You know your Yammer network is a way to communicate openly with the organisation outside the small and closed working groups that might operate in Microsoft Teams. Here are three extra and important roles that Yammer can play in your organisation at this time:
Provide Context
As humans, nothing happens without a context. We use the context to understand messages, to interpret goals. to do our work and to make sense of changes. We need that context to be shared widely if we are to understand each other, communicate efficiently and collaborate. Organisations and employees don’t work well if they are constantly sorting out issues of missing context.
Yammer is the outer loop of your organisational communication. It is a place employees can go to pull context and to improve their understanding. It is also a place they can share their context. When the world outside is changing fast they may know more than you. Make sure your leaders are sharing their organisational context widely on Yammer. More importantly, ask each of your teams and employees to do the same. Working out loud, sharing working in progress with relevant others, is a great way to give people context on the work underway. When things are changing rapidly, continuously sharing context is more important than ever. This is the Share stage of the Collaboration Maturity Model in action.
Over-communicate context. Use Yammer to foster a questioning culture where people ask for context. Make it acceptable to clarify and understand deeply before racing into action.
Managing Coordination
In times of crises, hierarchies intensify their efforts at coordination. Improving coordination down a silo is important. However, coordination between silos becomes critical to preventing unnecessary waste and failures.
Coordination between silos is rarely best managed from the top. These issues arise when the top down plan fails in execution in specific locations or specific customer contexts. This is a time that the Solve stage of the Collaboration Maturity Model needs to be leveraged to bring people together across silos locally to address issues and develop new ways of working that fix the problem.
Despite the sense of crisis, in fact because of it, you will need to allow your employees the psychological safety and degrees of freedom to make these changes and to help the whole organisation to adjust. Your Yammer network can enable you to role model, reward and celebrate this effort openly and widely.
Build Community
People don’t make it through crises. Communities do. Managing a crisis draws on deep reserves in our organisations and in its external networks. You are likely to need support from customers, suppliers and others in your change journey as you manage the situation.
Use Yammer to build a shared sense of community across the many teams in your organisation. Share stories, share dreams, share successes, share challenges and more. Remember community doesn’t only depend on good news. Communities come together because the obstacles are the work. Your employees will discover their reason for working as they tackle these challenges. Give them the chance to share that.

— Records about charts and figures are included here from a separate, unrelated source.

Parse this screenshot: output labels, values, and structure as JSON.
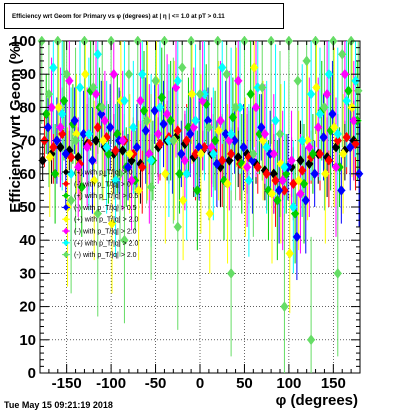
{
  "header": {
    "title": "Efficiency wrt Geom for Primary vs φ (degrees) at | η | <= 1.0 at pT > 0.11"
  },
  "footer": {
    "timestamp": "Tue May 15 09:21:19 2018"
  },
  "chart_data": {
    "type": "scatter",
    "title": "Efficiency wrt Geom for Primary vs φ (degrees) at | η | <= 1.0 at pT > 0.11",
    "xlabel": "φ (degrees)",
    "ylabel": "Efficiency wrt Geom (%)",
    "xlim": [
      -180,
      180
    ],
    "ylim": [
      0,
      100
    ],
    "xticks": [
      -150,
      -100,
      -50,
      0,
      50,
      100,
      150
    ],
    "yticks": [
      0,
      10,
      20,
      30,
      40,
      50,
      60,
      70,
      80,
      90,
      100
    ],
    "grid": true,
    "legend_position": "left-center",
    "legend": [
      {
        "label": "(+) with p_T/|q| > 0",
        "color": "#000000"
      },
      {
        "label": "(-) with p_T/|q| > 0",
        "color": "#ff0000"
      },
      {
        "label": "(+) with p_T/|q| > 0.5",
        "color": "#00cc00"
      },
      {
        "label": "(-) with p_T/|q| > 0.5",
        "color": "#0000ff"
      },
      {
        "label": "(+) with p_T/|q| > 2.0",
        "color": "#ffff00"
      },
      {
        "label": "(-) with p_T/|q| > 2.0",
        "color": "#ff00ff"
      },
      {
        "label": "(+) with p_T/|q| > 2.0",
        "color": "#00ffff"
      },
      {
        "label": "(-) with p_T/|q| > 2.0",
        "color": "#66dd66"
      }
    ],
    "series": [
      {
        "color": "#000000",
        "err": 6,
        "x": [
          -177,
          -167,
          -157,
          -147,
          -137,
          -127,
          -117,
          -107,
          -97,
          -87,
          -77,
          -67,
          -57,
          -47,
          -37,
          -27,
          -17,
          -7,
          3,
          13,
          23,
          33,
          43,
          53,
          63,
          73,
          83,
          93,
          103,
          113,
          123,
          133,
          143,
          153,
          163,
          173
        ],
        "y": [
          64,
          66,
          68,
          67,
          65,
          69,
          70,
          68,
          66,
          67,
          64,
          63,
          66,
          68,
          70,
          71,
          69,
          65,
          67,
          66,
          62,
          64,
          65,
          66,
          63,
          61,
          60,
          58,
          62,
          64,
          63,
          66,
          65,
          68,
          67,
          70
        ]
      },
      {
        "color": "#ff0000",
        "err": 8,
        "x": [
          -175,
          -165,
          -155,
          -145,
          -135,
          -125,
          -115,
          -105,
          -95,
          -85,
          -75,
          -65,
          -55,
          -45,
          -35,
          -25,
          -15,
          -5,
          5,
          15,
          25,
          35,
          45,
          55,
          65,
          75,
          85,
          95,
          105,
          115,
          125,
          135,
          145,
          155,
          165,
          175
        ],
        "y": [
          70,
          68,
          72,
          65,
          63,
          69,
          74,
          71,
          67,
          70,
          66,
          62,
          64,
          69,
          71,
          73,
          70,
          66,
          68,
          67,
          64,
          66,
          63,
          65,
          62,
          60,
          58,
          55,
          57,
          61,
          65,
          66,
          64,
          70,
          71,
          69
        ]
      },
      {
        "color": "#00cc00",
        "err": 12,
        "x": [
          -173,
          -163,
          -153,
          -143,
          -133,
          -123,
          -113,
          -103,
          -93,
          -83,
          -73,
          -63,
          -53,
          -43,
          -33,
          -23,
          -13,
          -3,
          7,
          17,
          27,
          37,
          47,
          57,
          67,
          77,
          87,
          97,
          107,
          117,
          127,
          137,
          147,
          157,
          167,
          177
        ],
        "y": [
          78,
          60,
          82,
          75,
          56,
          85,
          80,
          66,
          72,
          62,
          58,
          79,
          64,
          83,
          76,
          60,
          74,
          55,
          81,
          70,
          58,
          77,
          63,
          84,
          72,
          55,
          52,
          60,
          48,
          57,
          66,
          79,
          73,
          62,
          85,
          76
        ]
      },
      {
        "color": "#0000ff",
        "err": 10,
        "x": [
          -171,
          -161,
          -151,
          -141,
          -131,
          -121,
          -111,
          -101,
          -91,
          -81,
          -71,
          -61,
          -51,
          -41,
          -31,
          -21,
          -11,
          -1,
          9,
          19,
          29,
          39,
          49,
          59,
          69,
          79,
          89,
          99,
          109,
          119,
          129,
          139,
          149,
          159,
          169,
          179
        ],
        "y": [
          74,
          70,
          66,
          76,
          72,
          64,
          78,
          74,
          70,
          62,
          68,
          73,
          79,
          75,
          70,
          66,
          72,
          68,
          76,
          63,
          72,
          70,
          68,
          64,
          74,
          66,
          55,
          62,
          41,
          52,
          60,
          71,
          78,
          55,
          68,
          60
        ]
      },
      {
        "color": "#ffff00",
        "err": 18,
        "x": [
          -169,
          -159,
          -149,
          -139,
          -129,
          -119,
          -109,
          -99,
          -89,
          -79,
          -69,
          -59,
          -49,
          -39,
          -29,
          -19,
          -9,
          1,
          11,
          21,
          31,
          41,
          51,
          61,
          71,
          81,
          91,
          101,
          111,
          121,
          131,
          141,
          151,
          161,
          171
        ],
        "y": [
          65,
          80,
          50,
          72,
          90,
          58,
          70,
          45,
          82,
          66,
          55,
          76,
          88,
          60,
          70,
          52,
          84,
          66,
          48,
          73,
          57,
          80,
          62,
          92,
          70,
          54,
          63,
          36,
          58,
          70,
          86,
          60,
          74,
          66,
          80
        ]
      },
      {
        "color": "#ff00ff",
        "err": 15,
        "x": [
          -167,
          -157,
          -147,
          -137,
          -127,
          -117,
          -107,
          -97,
          -87,
          -77,
          -67,
          -57,
          -47,
          -37,
          -27,
          -17,
          -7,
          3,
          13,
          23,
          33,
          43,
          53,
          63,
          73,
          83,
          93,
          103,
          113,
          123,
          133,
          143,
          153,
          163,
          173
        ],
        "y": [
          80,
          74,
          88,
          62,
          68,
          84,
          76,
          90,
          70,
          58,
          82,
          66,
          72,
          78,
          86,
          64,
          74,
          82,
          68,
          76,
          70,
          88,
          62,
          80,
          72,
          66,
          58,
          64,
          54,
          68,
          74,
          84,
          62,
          90,
          76
        ]
      },
      {
        "color": "#00ffff",
        "err": 20,
        "x": [
          -165,
          -155,
          -145,
          -135,
          -125,
          -115,
          -105,
          -95,
          -85,
          -75,
          -65,
          -55,
          -45,
          -35,
          -25,
          -15,
          -5,
          5,
          15,
          25,
          35,
          45,
          55,
          65,
          75,
          85,
          95,
          105,
          115,
          125,
          135,
          145,
          155,
          165,
          175
        ],
        "y": [
          92,
          78,
          60,
          86,
          72,
          96,
          68,
          58,
          82,
          74,
          90,
          64,
          80,
          70,
          88,
          60,
          76,
          84,
          66,
          92,
          72,
          80,
          58,
          86,
          68,
          76,
          62,
          50,
          70,
          84,
          78,
          90,
          72,
          82,
          88
        ]
      },
      {
        "color": "#66dd66",
        "err": 25,
        "x": [
          -178,
          -170,
          -160,
          -150,
          -140,
          -130,
          -120,
          -110,
          -100,
          -90,
          -80,
          -70,
          -60,
          -50,
          -40,
          -30,
          -20,
          -10,
          0,
          10,
          20,
          30,
          40,
          50,
          60,
          70,
          80,
          90,
          100,
          110,
          120,
          130,
          140,
          150,
          160,
          170,
          178,
          -145,
          -115,
          -85,
          -55,
          -25,
          35,
          95,
          125,
          155
        ],
        "y": [
          100,
          84,
          100,
          90,
          70,
          100,
          86,
          80,
          100,
          60,
          90,
          100,
          76,
          88,
          100,
          70,
          92,
          100,
          84,
          74,
          100,
          90,
          80,
          100,
          66,
          86,
          100,
          72,
          100,
          88,
          94,
          100,
          80,
          100,
          96,
          100,
          85,
          52,
          48,
          40,
          56,
          44,
          30,
          20,
          10,
          30
        ]
      }
    ]
  }
}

A community is not a leader standing at a lectern supplying a sense of community to others. Community arises from the little every day gestures of concern, of care and of collaboration across your organisation. Use Yammer to foster this activity from the ground up across your organisation. Your community managers can find champions to lead the way using their existing Yammer activity (& Swoop Analytics profiles if you use that tool). Importantly you need to ask frontline leaders of all kinds to role model these behaviours and encourage others to contribute to community in this way. Nobody needs a training course on what community means. They just need an invitation to practice it. Community is innately human.
Postscripts:
After sharing this, Matthew Dodd of Engaged Sqaured, another leading exponent of the Collaboration Value Maturity Model pointed out his similar post with great suggestions on using your network. Here is that post https://www.engagesq.com/corporate-community-leadership-and-management-in-times-of-crisis/
On twitter, Jon Husband asked if the same approaches apply for other enterprise social networks and platforms. My answer is ‘of course, yes’. Many of my followers are Yammer users so I have framed it in those terms. Any other open platform will enable employees to take the lead in understanding context, creating coordination and building community. That same opportunity doesn’t happen in closed chat channels or tightly controlled platforms that don’t allow users degrees of freedom to initiate, to share or to work. This is not a communications challenge. This is a collaboration opportunity. The openness empowers employees and that’s where our focus needs to be at this time.